Scientific classification
- Kingdom: Animalia
- Phylum: Mollusca
- Class: Gastropoda
- Order: Stylommatophora
- Family: Rhytididae
- Genus: Powelliphanta
- Species: P. patrickensis
- Binomial name: Powelliphanta patrickensis Powell, 1949
- Synonyms: Powelliphanta rossiana patrickensis Powell, 1949; Powelliphanta "patrickensis";

= Powelliphanta patrickensis =

- Authority: Powell, 1949
- Conservation status: NC
- Synonyms: Powelliphanta rossiana patrickensis Powell, 1949, Powelliphanta "patrickensis"

Species of gastropod

Powelliphanta patrickensis is a species of large, carnivorous land snail, a terrestrial pulmonate gastropod mollusc in the family Rhytididae.

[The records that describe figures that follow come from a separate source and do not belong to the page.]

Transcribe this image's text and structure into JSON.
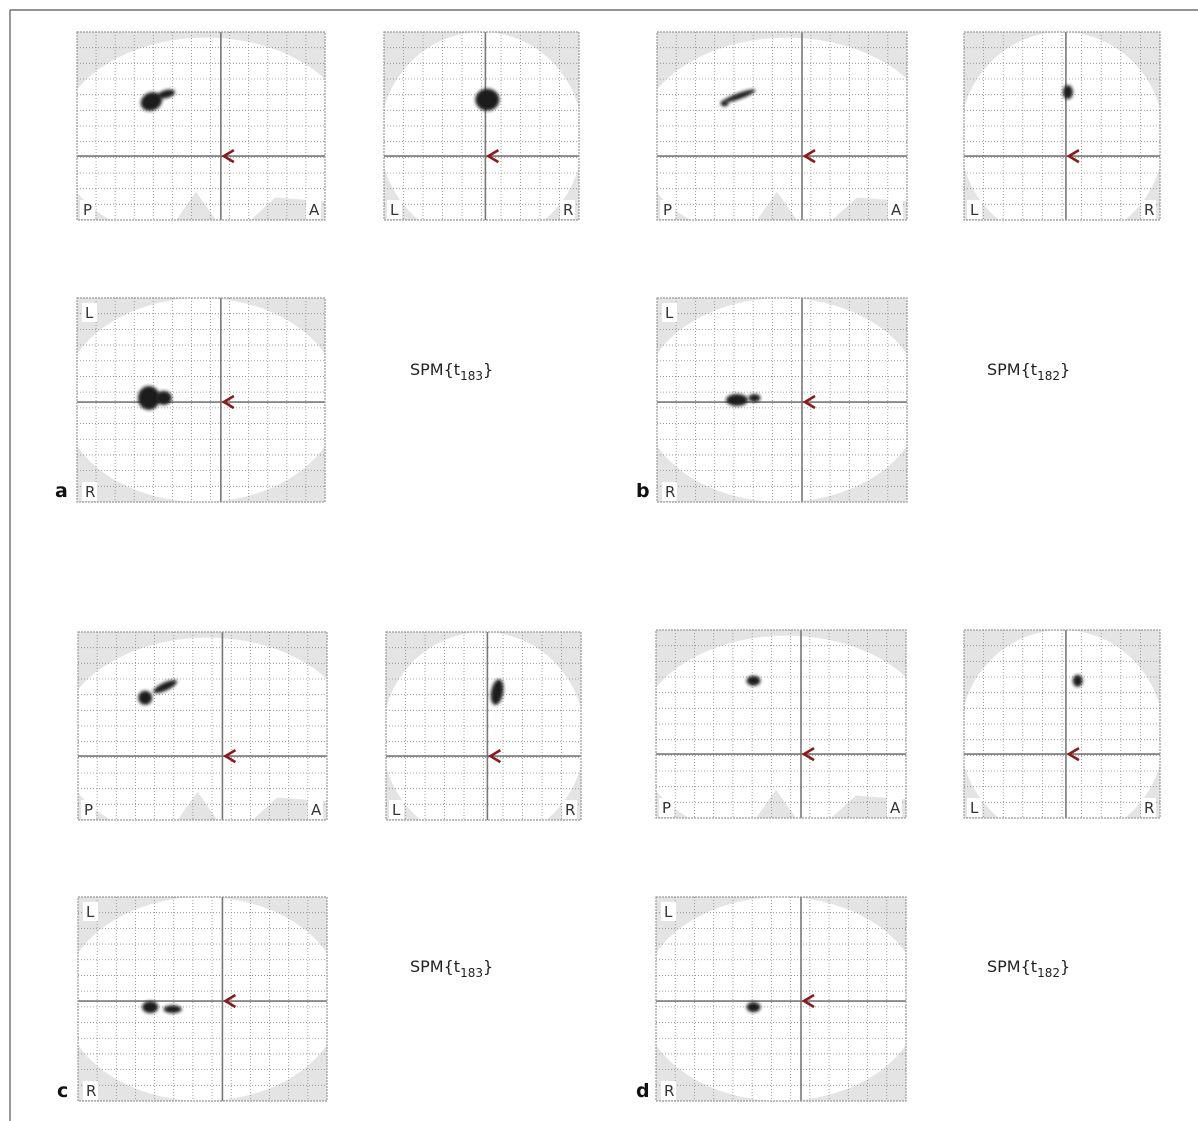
{
  "panels": [
    {
      "label": "a",
      "sagittal": {
        "posterior": "P",
        "anterior": "A"
      },
      "coronal": {
        "left": "L",
        "right": "R"
      },
      "axial": {
        "left": "L",
        "right": "R"
      },
      "statistic": {
        "prefix": "SPM{t",
        "df": "183",
        "suffix": "}"
      }
    },
    {
      "label": "b",
      "sagittal": {
        "posterior": "P",
        "anterior": "A"
      },
      "coronal": {
        "left": "L",
        "right": "R"
      },
      "axial": {
        "left": "L",
        "right": "R"
      },
      "statistic": {
        "prefix": "SPM{t",
        "df": "182",
        "suffix": "}"
      }
    },
    {
      "label": "c",
      "sagittal": {
        "posterior": "P",
        "anterior": "A"
      },
      "coronal": {
        "left": "L",
        "right": "R"
      },
      "axial": {
        "left": "L",
        "right": "R"
      },
      "statistic": {
        "prefix": "SPM{t",
        "df": "183",
        "suffix": "}"
      }
    },
    {
      "label": "d",
      "sagittal": {
        "posterior": "P",
        "anterior": "A"
      },
      "coronal": {
        "left": "L",
        "right": "R"
      },
      "axial": {
        "left": "L",
        "right": "R"
      },
      "statistic": {
        "prefix": "SPM{t",
        "df": "182",
        "suffix": "}"
      }
    }
  ]
}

This species is endemic to the South Island of New Zealand. Formerly, it was considered as a subspecies of Powelliphanta rossiana.

==Distribution==
This species occurs only on the Denniston-Stockton Plateau on the South Island of New Zealand.

==Conservation status==
Powelliphanta patrickensis is classified by the New Zealand Department of Conservation as being Nationally Critical. The population is threatened by mining, roading, and introduced predators such as thrushes, rats and possums.